Я прошел в штабной вагон, резко открыл дверь купе. Шеф, лежа на нижней полке, читал газету.

— Что это? — Шеф с недоумением на лице перегнулся пополам, сел на полку. Затем мгновенно выхватил из моих рук бумажку и посмотрел ее на свет. — Откуда? Ну, к чему это? Ну, право, я не знаю, что и делать… — А сам уже запихивал, вбивал десятку указательным пальцем поглубже в нагрудный карман. — Это совсем лишнее… Ну, я не знаю…

В пять часов вечера показался Балхаш. Сначала зацвел издали зыблющейся плазменной дымкой испарений, затем показались бирюзовая гладь воды и берега, поросшие зеленью. И вот у самой дороги среди горячих песков и раскаленного воздуха плещется прохладная благодать воды. Поезд остановился. Пассажиры сначала по одному, а затем, осмелев, группами выскакивали из вагонов и некоторые прямо в одежде бросались в воду. И мы с Верой, оставив в ее служебке одежду, в брызгах теплой воды побежали по прибрежной отмели. Потом, подсеченные начавшейся глубиной, упали разом в нежную прохладу и поплыли.

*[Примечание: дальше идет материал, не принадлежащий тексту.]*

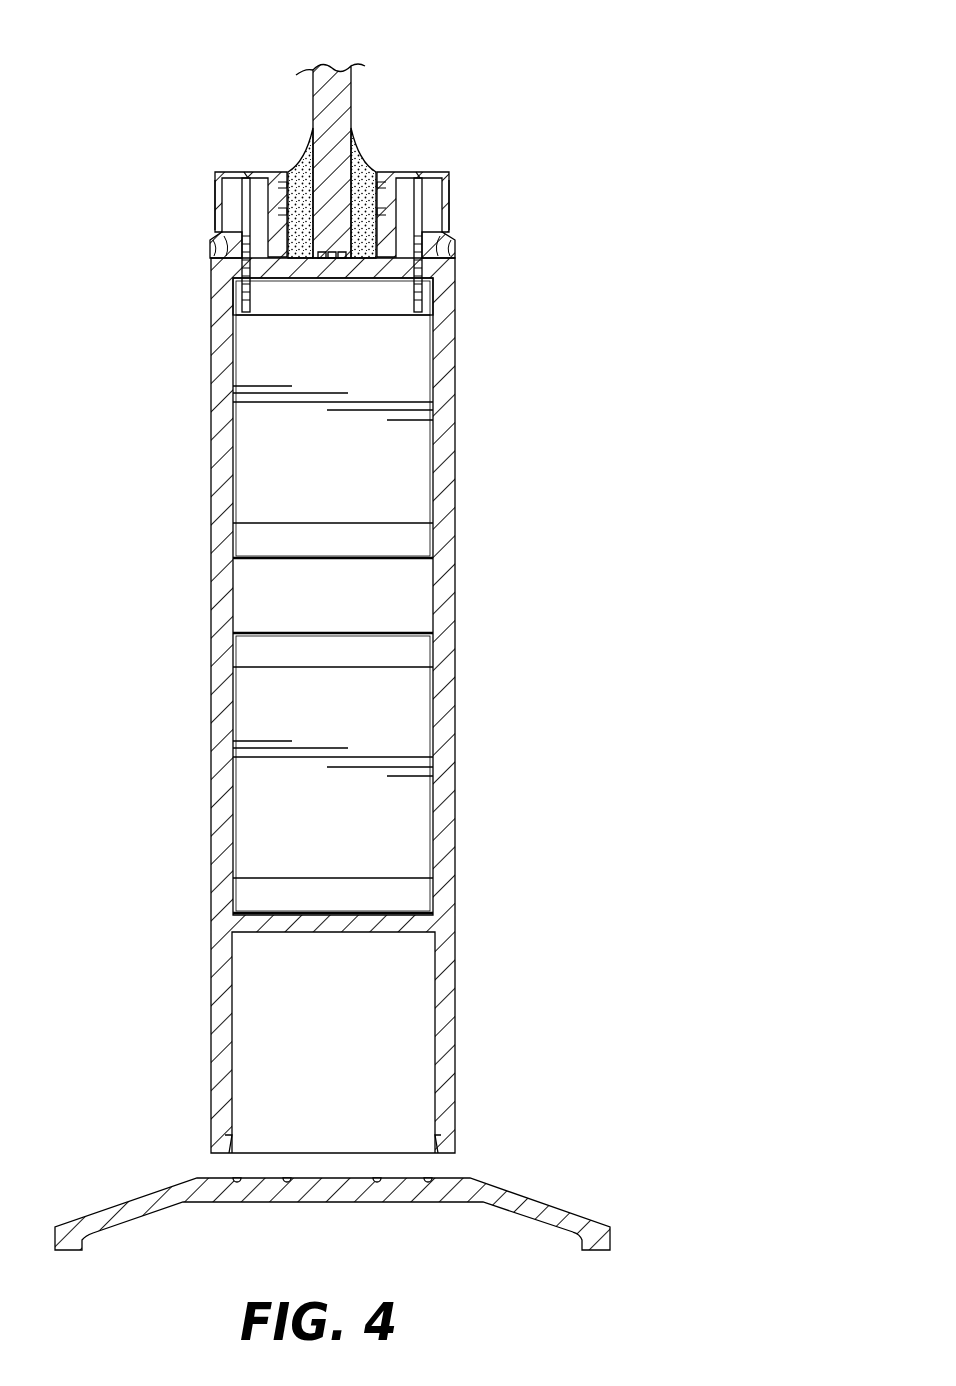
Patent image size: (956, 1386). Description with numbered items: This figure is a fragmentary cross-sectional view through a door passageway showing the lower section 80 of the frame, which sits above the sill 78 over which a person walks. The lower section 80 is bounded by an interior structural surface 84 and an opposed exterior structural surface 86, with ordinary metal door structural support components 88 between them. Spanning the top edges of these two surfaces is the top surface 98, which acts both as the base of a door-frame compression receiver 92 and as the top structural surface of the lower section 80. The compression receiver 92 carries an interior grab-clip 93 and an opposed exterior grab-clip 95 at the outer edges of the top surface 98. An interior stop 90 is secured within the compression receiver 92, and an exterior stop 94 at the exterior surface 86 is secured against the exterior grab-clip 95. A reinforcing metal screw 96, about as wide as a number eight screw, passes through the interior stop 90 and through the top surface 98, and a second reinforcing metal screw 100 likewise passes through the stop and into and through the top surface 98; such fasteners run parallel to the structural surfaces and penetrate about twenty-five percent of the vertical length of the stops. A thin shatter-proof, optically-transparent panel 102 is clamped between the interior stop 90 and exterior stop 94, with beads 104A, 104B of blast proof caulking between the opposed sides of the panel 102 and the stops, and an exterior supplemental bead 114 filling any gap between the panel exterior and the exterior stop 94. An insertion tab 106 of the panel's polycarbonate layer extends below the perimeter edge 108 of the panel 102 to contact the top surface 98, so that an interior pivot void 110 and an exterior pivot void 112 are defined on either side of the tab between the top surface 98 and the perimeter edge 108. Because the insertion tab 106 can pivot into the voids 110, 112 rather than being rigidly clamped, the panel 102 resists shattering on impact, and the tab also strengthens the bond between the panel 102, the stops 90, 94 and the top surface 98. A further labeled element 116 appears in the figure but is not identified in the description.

The sill 78 is at (473, 1180).
The lower section 80 is at (588, 73).
The interior structural surface 84 is at (455, 613).
The exterior structural surface 86 is at (212, 605).
The metal door structural support components 88 is at (391, 477).
The interior stop 90 is at (450, 177).
The door-frame compression receiver 92 is at (513, 202).
The interior grab-clip 93 is at (453, 243).
The exterior stop 94 is at (215, 193).
The exterior grab-clip 95 is at (212, 240).
The reinforcing metal screw 96 is at (420, 172).
The top surface of the compression receiver 98 is at (452, 217).
The second reinforcing metal screw 100 is at (243, 178).
The thin panel 102 is at (313, 82).
The bead of blast proof caulking 104A is at (375, 170).
The bead of blast proof caulking 104B is at (247, 173).
The insertion tab 106 is at (330, 258).
The perimeter edge 108 is at (347, 258).
The interior pivot void 110 is at (343, 258).
The exterior pivot void 112 is at (317, 258).
The exterior supplemental bead 114 is at (365, 150).
The filter material 116 is at (293, 170).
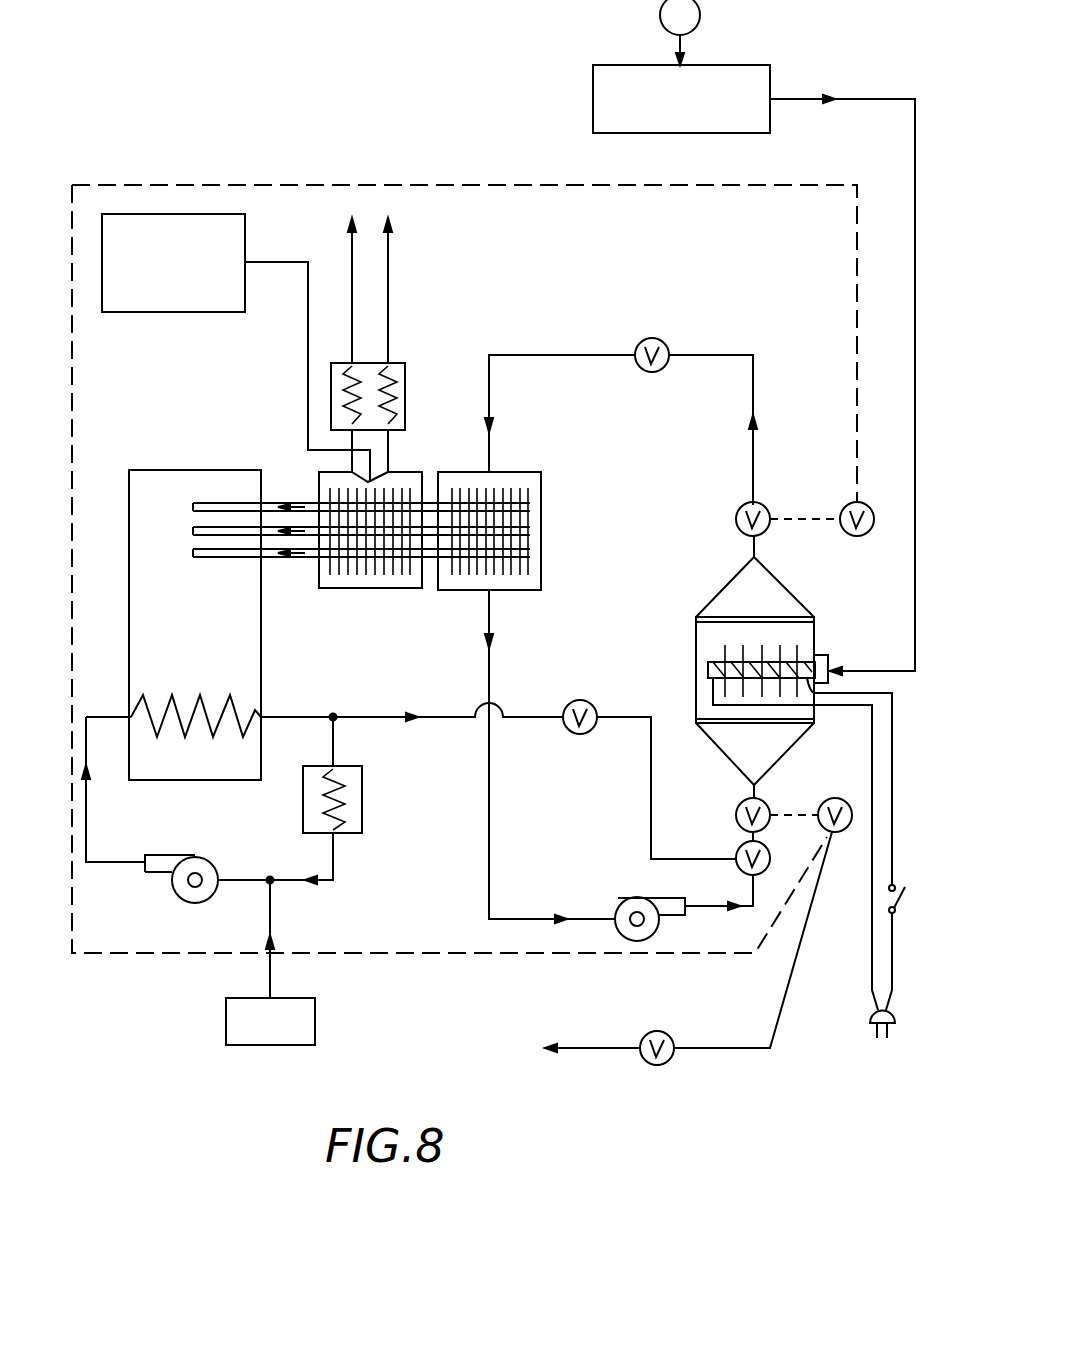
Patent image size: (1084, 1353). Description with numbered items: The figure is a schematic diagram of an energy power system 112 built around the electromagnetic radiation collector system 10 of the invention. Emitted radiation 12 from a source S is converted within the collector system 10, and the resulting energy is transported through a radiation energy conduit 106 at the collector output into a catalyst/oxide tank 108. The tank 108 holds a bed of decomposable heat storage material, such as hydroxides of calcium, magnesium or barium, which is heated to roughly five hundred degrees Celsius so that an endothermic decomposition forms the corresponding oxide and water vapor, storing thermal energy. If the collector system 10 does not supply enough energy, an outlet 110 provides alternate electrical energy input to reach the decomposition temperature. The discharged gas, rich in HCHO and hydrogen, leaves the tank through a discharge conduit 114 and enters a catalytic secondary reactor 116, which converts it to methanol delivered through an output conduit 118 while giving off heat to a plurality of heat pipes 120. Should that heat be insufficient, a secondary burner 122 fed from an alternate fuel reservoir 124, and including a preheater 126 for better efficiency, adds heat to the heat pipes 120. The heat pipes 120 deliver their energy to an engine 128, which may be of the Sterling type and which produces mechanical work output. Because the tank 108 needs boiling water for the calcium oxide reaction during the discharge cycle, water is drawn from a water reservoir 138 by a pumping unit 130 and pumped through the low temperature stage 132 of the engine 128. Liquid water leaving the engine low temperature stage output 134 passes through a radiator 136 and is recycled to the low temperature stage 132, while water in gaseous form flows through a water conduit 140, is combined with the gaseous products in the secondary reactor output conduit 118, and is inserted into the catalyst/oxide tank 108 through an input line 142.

The electromagnetic radiation collector system 10 is at (597, 70).
The emitted radiation 12 is at (688, 46).
The radiation energy conduit 106 is at (917, 112).
The catalyst/oxide tank 108 is at (782, 584).
The outlet 110 is at (877, 762).
The energy power system 112 is at (430, 868).
The discharge conduit 114 is at (703, 358).
The secondary reactor 116 is at (508, 472).
The output conduit 118 is at (490, 762).
The heat pipes 120 is at (313, 507).
The secondary burner 122 is at (398, 470).
The alternate fuel reservoir 124 is at (247, 226).
The preheater 126 is at (370, 362).
The engine 128 is at (185, 470).
The pumping unit 130 is at (178, 887).
The low temperature stage 132 is at (232, 697).
The engine low temperature stage output 134 is at (292, 714).
The radiator 136 is at (305, 800).
The water reservoir 138 is at (228, 1008).
The water conduit 140 is at (373, 714).
The input line 142 is at (763, 800).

Вернувшись в поезд, я обнаружил, что дневная выручка — около пятидесяти рублей — исчезла. «Шей да пори — не будет простой поры», — говорит в таких случаях моя тетушка, человек старинной закваски.

Меня все чаще уводит в ту сторону состава, где находится вагон Веры. Противоположную сторону взялся кормить сторож Семеныч. Директриса Жанна Борисовна уже недовольна моими частыми отлучками в известный вагон: работать надо, студент!

— Суп куриный, колбаса поджаренная с рисом…

В одном из последних купе хвостового вагона сидит у окна старик. Я давно приметил его — очень высок, небрит, седые пожелтевшие волосы спутаны, не ухожены. Останавливало взгляд выражение лица его — беспокойное и беспомощное, какое бывает у маленьких детей, попавших в больницу.

— Посадили с запиской, с адресом, проводнику наказали, где высадить, — сообщила его попутчица, когда я присел на минуту в их купе. — Адрес потерялся, продукты, которые ему дали в дорогу, испортились, денег нет. А кушать надо — человек ведь.

Старик с прежним выражением, словно и не про него совсем говорили рядом, смотрел в угол вагона.

Я высвободил из контейнера миску и оставил ее женщине — покормить старика. Человек ведь…

Шефа нашего подменили. Поджарил колбасу, им же самим забракованную сегодня утром, и запустил ее с гарниром на продажу. Покропил водой черствые булочки и, подержав их в духовке, благословил меня с ними в вагоны. Чудо: булочки стали свежее, чем были, когда испекли.

Стало совсем жарко. Воздух раскален так, что вещи даже в тени делаются горячими. Появились дыни, арбузы, абрикосы. Купил ведерко персиков и занес к Вере в служебку. С темнотой ожидаем прохлады.